The robotic arm was lifting boxes of peppers and moving them onto pallets when it allegedly malfunctioned and picked up the man instead, Yonhap news agency reported.
It then pushed the man against the conveyor belt, crushing his face and chest. He was rushed to a hospital but later succumbed to the injuries.
The employee, said to be in his 40s, was conducting checks on its sensor ahead of its test run at the pepper sorting plant. He had initially planned to conduct the tests on 6 November, but it was pushed back two days due to reported problems with the robot's sensor.
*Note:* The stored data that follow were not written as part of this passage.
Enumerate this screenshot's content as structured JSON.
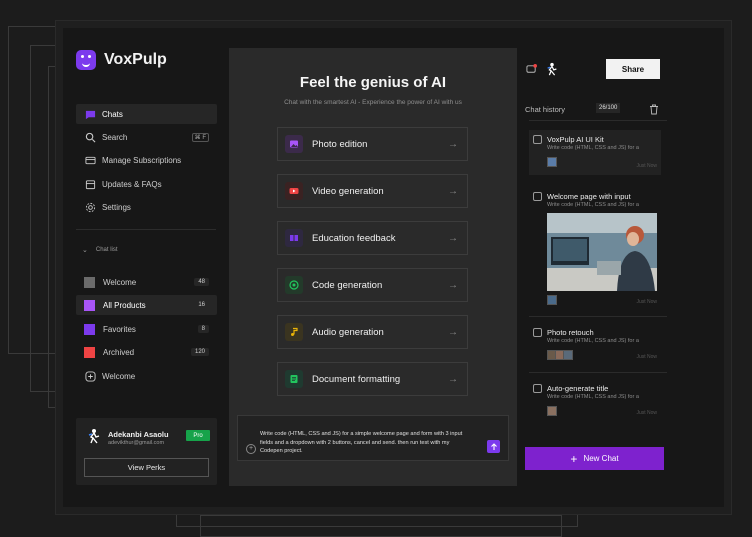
{
  "brand": {
    "name": "VoxPulp"
  },
  "nav": [
    {
      "label": "Chats",
      "icon": "chat-icon"
    },
    {
      "label": "Search",
      "icon": "search-icon",
      "shortcut": "⌘ F"
    },
    {
      "label": "Manage Subscriptions",
      "icon": "card-icon"
    },
    {
      "label": "Updates & FAQs",
      "icon": "calendar-icon"
    },
    {
      "label": "Settings",
      "icon": "gear-icon"
    }
  ],
  "chat_list": {
    "label": "Chat list",
    "items": [
      {
        "label": "Welcome",
        "count": "48",
        "color": "#6b6b6b"
      },
      {
        "label": "All Products",
        "count": "16",
        "color": "#a855f7"
      },
      {
        "label": "Favorites",
        "count": "8",
        "color": "#7c3aed"
      },
      {
        "label": "Archived",
        "count": "120",
        "color": "#ef4444"
      },
      {
        "label": "Welcome",
        "icon": "plus-circle-icon"
      }
    ]
  },
  "user": {
    "name": "Adekanbi Asaolu",
    "email": "adevikthur@gmail.com",
    "badge": "Pro",
    "perks_button": "View Perks"
  },
  "main": {
    "title": "Feel the genius of AI",
    "subtitle": "Chat with the smartest AI - Experience the power of AI with us",
    "features": [
      {
        "label": "Photo edition",
        "icon": "photo-icon",
        "color": "#a855f7",
        "bg": "#3b2a4a"
      },
      {
        "label": "Video generation",
        "icon": "youtube-icon",
        "color": "#ef4444",
        "bg": "#3a2222"
      },
      {
        "label": "Education feedback",
        "icon": "book-icon",
        "color": "#7c3aed",
        "bg": "#2e2840"
      },
      {
        "label": "Code generation",
        "icon": "code-icon",
        "color": "#22c55e",
        "bg": "#233a2a"
      },
      {
        "label": "Audio generation",
        "icon": "music-icon",
        "color": "#eab308",
        "bg": "#3a3420"
      },
      {
        "label": "Document formatting",
        "icon": "document-icon",
        "color": "#22c55e",
        "bg": "#1f3a30"
      }
    ],
    "prompt": "Write code (HTML, CSS and JS) for a simple welcome page and form with 3 input fields and a dropdown with 2 buttons, cancel and send. then run test with my Codepen project."
  },
  "right": {
    "share_label": "Share",
    "history_title": "Chat history",
    "history_count": "26/100",
    "history": [
      {
        "title": "VoxPulp AI UI Kit",
        "snippet": "Write code (HTML, CSS and JS) for a",
        "ago": "Just Now"
      },
      {
        "title": "Welcome page with input",
        "snippet": "Write code (HTML, CSS and JS) for a",
        "ago": "Just Now"
      },
      {
        "title": "Photo retouch",
        "snippet": "Write code (HTML, CSS and JS) for a",
        "ago": "Just Now"
      },
      {
        "title": "Auto-generate title",
        "snippet": "Write code (HTML, CSS and JS) for a",
        "ago": "Just Now"
      }
    ],
    "new_chat_label": "New Chat"
  }
}
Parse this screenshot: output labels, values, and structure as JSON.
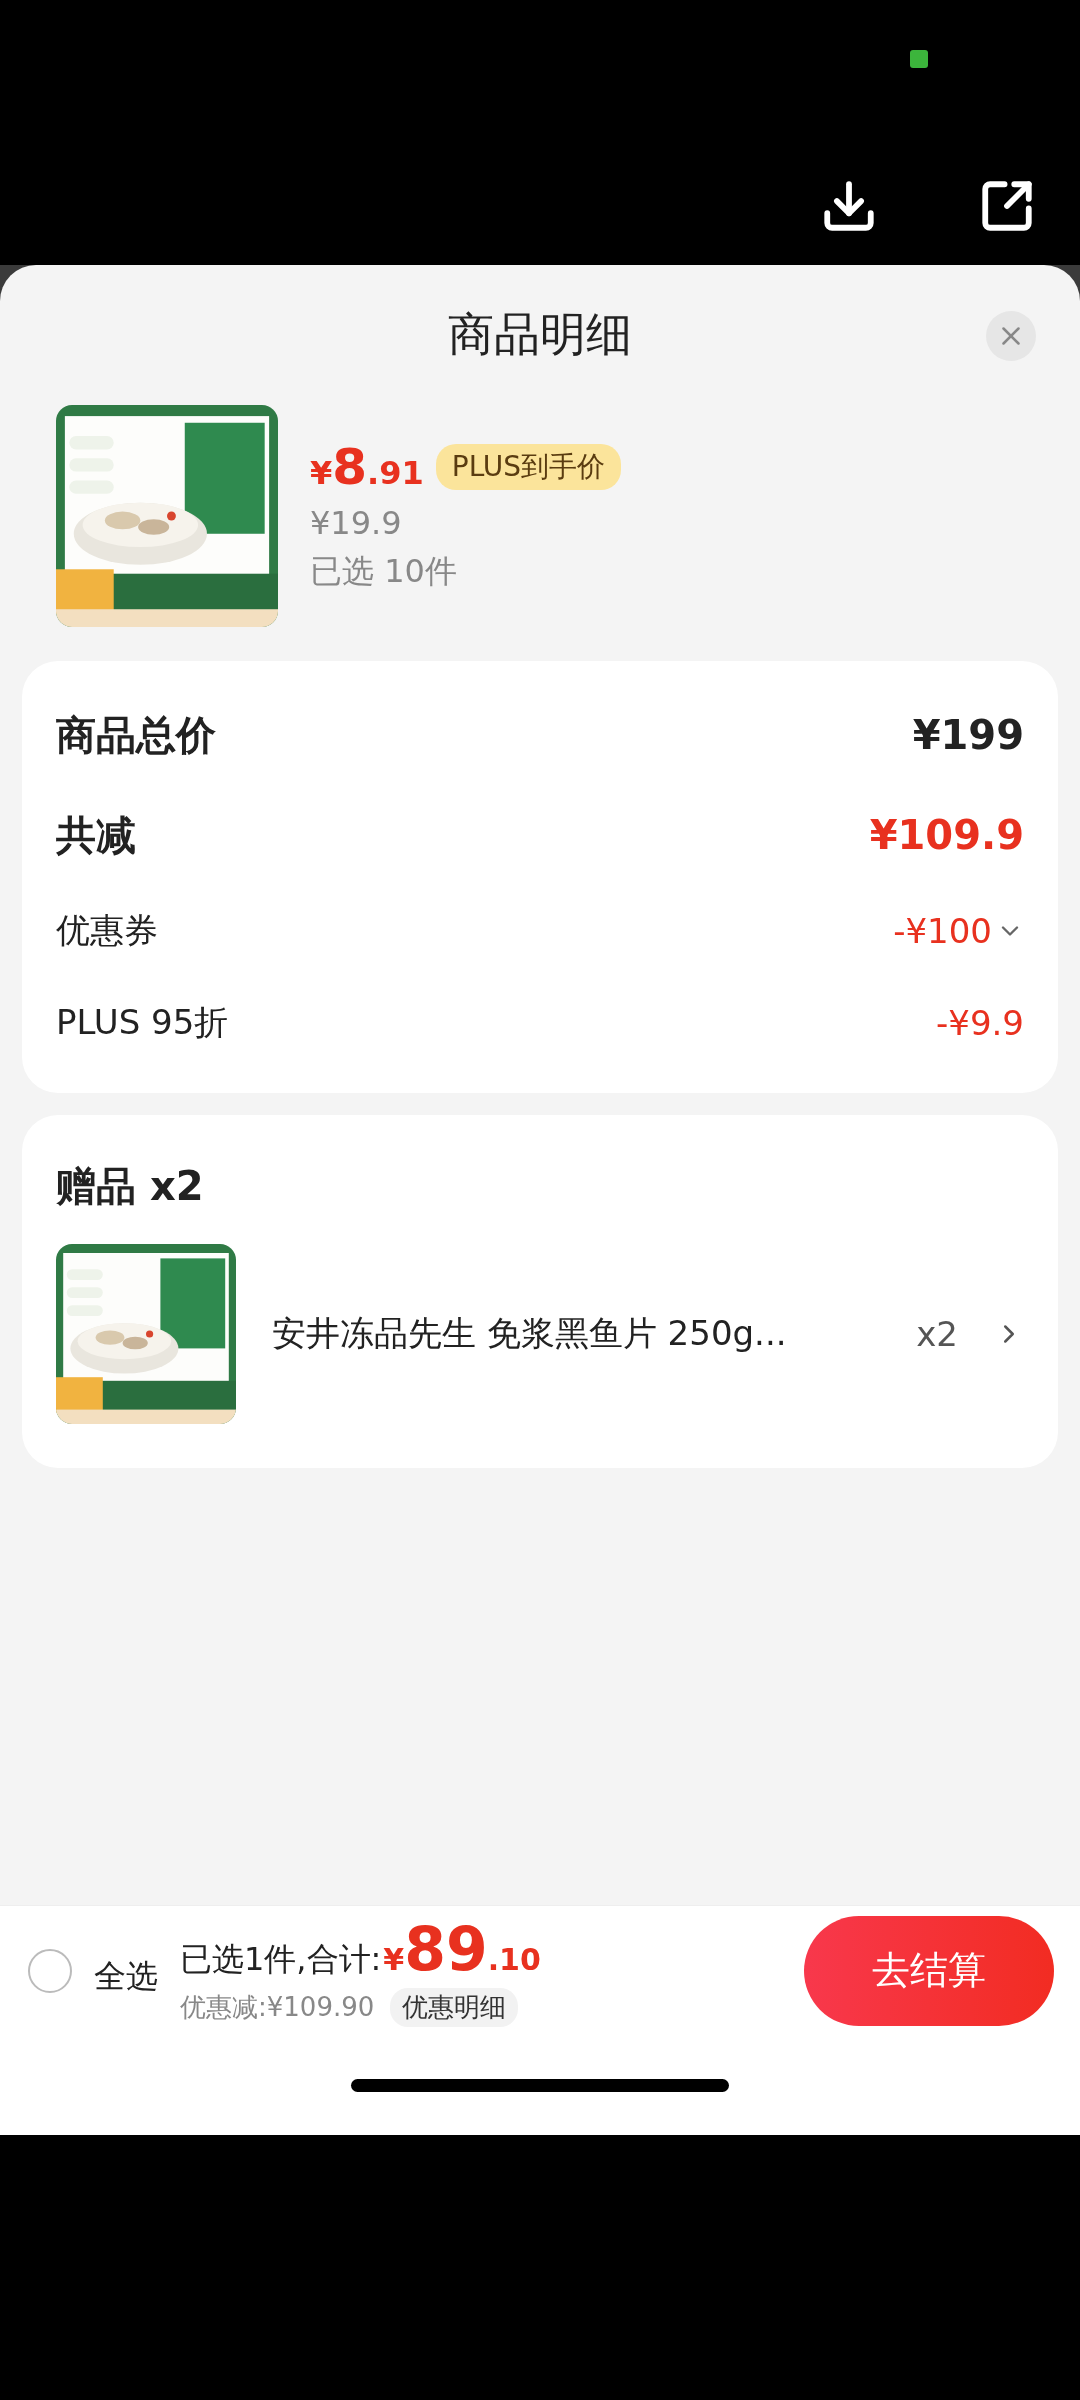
{
  "sheet": {
    "title": "商品明细"
  },
  "product": {
    "currency": "¥",
    "price_integer": "8",
    "price_decimal": ".91",
    "price_tag": "PLUS到手价",
    "original_price": "¥19.9",
    "selected_count": "已选 10件"
  },
  "summary": {
    "rows": [
      {
        "kind": "total",
        "label": "商品总价",
        "value": "¥199"
      },
      {
        "kind": "reduction",
        "label": "共减",
        "value": "¥109.9"
      },
      {
        "kind": "coupon",
        "label": "优惠券",
        "value": "-¥100"
      },
      {
        "kind": "discount",
        "label": "PLUS 95折",
        "value": "-¥9.9"
      }
    ]
  },
  "gifts": {
    "title": "赠品 x2",
    "items": [
      {
        "name": "安井冻品先生 免浆黑鱼片 250g...",
        "quantity": "x2"
      }
    ]
  },
  "checkout_bar": {
    "select_all": {
      "label": "全选",
      "checked": false
    },
    "summary_label": "已选1件,合计:",
    "currency": "¥",
    "total_integer": "89",
    "total_decimal": ".10",
    "savings": "优惠减:¥109.90",
    "details_button": "优惠明细",
    "checkout_button": "去结算"
  }
}
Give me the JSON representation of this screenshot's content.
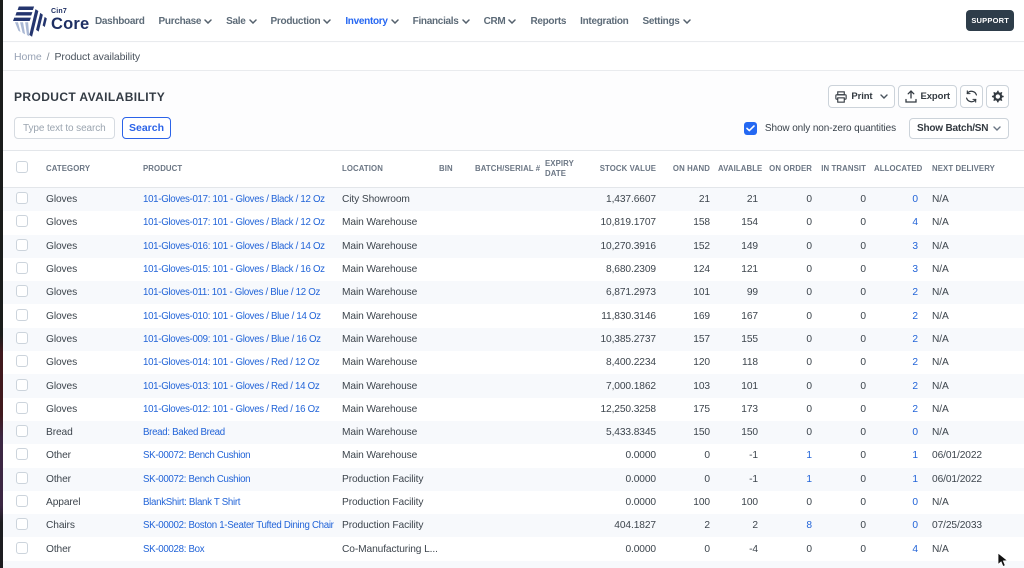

Following the incident, an official from the Dongseong Export Agricultural Complex, which owns the plant, called for a "precise and safe" system to be established.
"Robots have limited sensing and thus limited awareness of what is going on around them," Christopher Atkeson, a robotics expert at Carnegie Mellon University, told MailOnline.
Earlier in May, a man in South Korea suffered serious injuries after getting trapped by a robot while working at an automobile parts manufacturing plant.
At least 41 people have been killed by industrial robots in the US between 1992 and 2017, according to a study published by the American Journal of Industrial Medicine.
Stationary robots were responsible for 83 per cent of the fatal incidents. "Many of these striking incidents occurred while maintenance was being performed on a robot," the study found.
A 22-year-old worker at a German Volkswagen factory was killed by a robot in 2015.